Drug therapies may only cover up the symptoms of OCD, not treat the cause. It’s argued serotonin imbalance is a result of OCD, not the cause. This means the origin of OCD may not be biological but, instead, be due to a traumatic experience. Cromer (2007) showed 54% of 265 participants with OCD reported at least one traumatic life event, and those with traumatic life events reported increased severity of OCD symptoms. This suggests drug therapy may only be a temporary solution, and psychological therapies that address these traumatic life events may be a more effective long-term treatment.
what are three studies which show that OCD is caused from biological factors
• Billet et al. (1998 ) and Bellodi et al. (2001) laim that genetic factors play a role in the development of OCD: Using evidence from twin studies and family studies, they showed that close relatives are more likely to have the disorder than more distant relatives.

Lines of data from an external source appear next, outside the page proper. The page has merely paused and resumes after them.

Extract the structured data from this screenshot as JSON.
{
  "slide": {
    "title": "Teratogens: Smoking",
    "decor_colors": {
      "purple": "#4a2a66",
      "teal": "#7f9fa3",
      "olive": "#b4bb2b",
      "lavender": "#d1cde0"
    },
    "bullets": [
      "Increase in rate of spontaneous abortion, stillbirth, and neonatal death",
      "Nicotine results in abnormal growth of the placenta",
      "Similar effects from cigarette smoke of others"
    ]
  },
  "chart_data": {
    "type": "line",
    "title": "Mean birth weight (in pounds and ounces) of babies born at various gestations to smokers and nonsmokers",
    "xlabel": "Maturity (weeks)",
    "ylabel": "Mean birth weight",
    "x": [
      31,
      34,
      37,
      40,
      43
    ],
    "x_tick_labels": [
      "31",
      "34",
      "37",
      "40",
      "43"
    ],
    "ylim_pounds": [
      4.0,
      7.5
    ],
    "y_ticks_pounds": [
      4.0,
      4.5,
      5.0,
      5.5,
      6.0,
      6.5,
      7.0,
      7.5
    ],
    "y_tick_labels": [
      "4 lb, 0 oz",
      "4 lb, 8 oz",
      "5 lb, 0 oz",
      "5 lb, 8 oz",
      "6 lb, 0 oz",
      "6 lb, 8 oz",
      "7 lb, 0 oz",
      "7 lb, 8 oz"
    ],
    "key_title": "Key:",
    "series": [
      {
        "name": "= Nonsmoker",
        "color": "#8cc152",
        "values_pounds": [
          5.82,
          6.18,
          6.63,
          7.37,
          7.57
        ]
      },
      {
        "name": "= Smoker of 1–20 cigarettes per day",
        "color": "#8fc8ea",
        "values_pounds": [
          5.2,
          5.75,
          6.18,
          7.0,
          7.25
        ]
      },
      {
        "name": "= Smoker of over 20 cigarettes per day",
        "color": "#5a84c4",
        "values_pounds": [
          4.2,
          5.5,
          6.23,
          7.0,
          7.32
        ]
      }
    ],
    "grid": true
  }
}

• Mckeon and Murray (1987)- patients with OCD are more likely to have first degree relatives who suffer from anxiety disorders.
• Lewis (1936) and Pauls et al. (2005) there is a higher percentage of OCD sufferers in relatives of patients with OCD than in the control group without
OCD.
Define obsession
A persistent thought, idea, impulse or image that experienced repeatedly, feels intrusive and causes anxiety
Define compulsion
A repetitive and rigid behaviour or mental act that a person feels driven to perform in order to prevent or reduce anxiety
What are the DSM_5 categories of OCD
The DSM recognises OCD and a range of related disorders:
• OCD - characterised by obsessions and/or compulsions
• TRICHOTILLOMANIA - compulsive hair pulling.
• HOARDING DISORDER - the compulsive gathering of possessions and the inability to part with anything regardless of its value
• EXCORIATION DISORDER - compulsive skin picking.
What does the DSM describe the main symptoms of OCD as
Recurrent obsessions and compulsions
Recognition by the individual that the obsessions and compulsions are excessive and/or unreasonable
That the person is distressed or impaired, and
What are some characteristics of OCD
Behavioural: how a person acts (behaves) which typically leads to the carrying out of repetitive actions to reduce anxiety. This often leads to avoidance of situations that trigger anxiety.
Emotional:
• OCD may feel depressed and/or other negative emotions
• Guilt and disgust
Cognitive:
• OCD sufferers are usually plagued with obsessive thoughts. They also tend to develop cognitive strategies
• Anxiety
Explain aetiologically heterogenous
The origin of OCD has different causes.
Different genetic variation or genes cause the disorder in different people.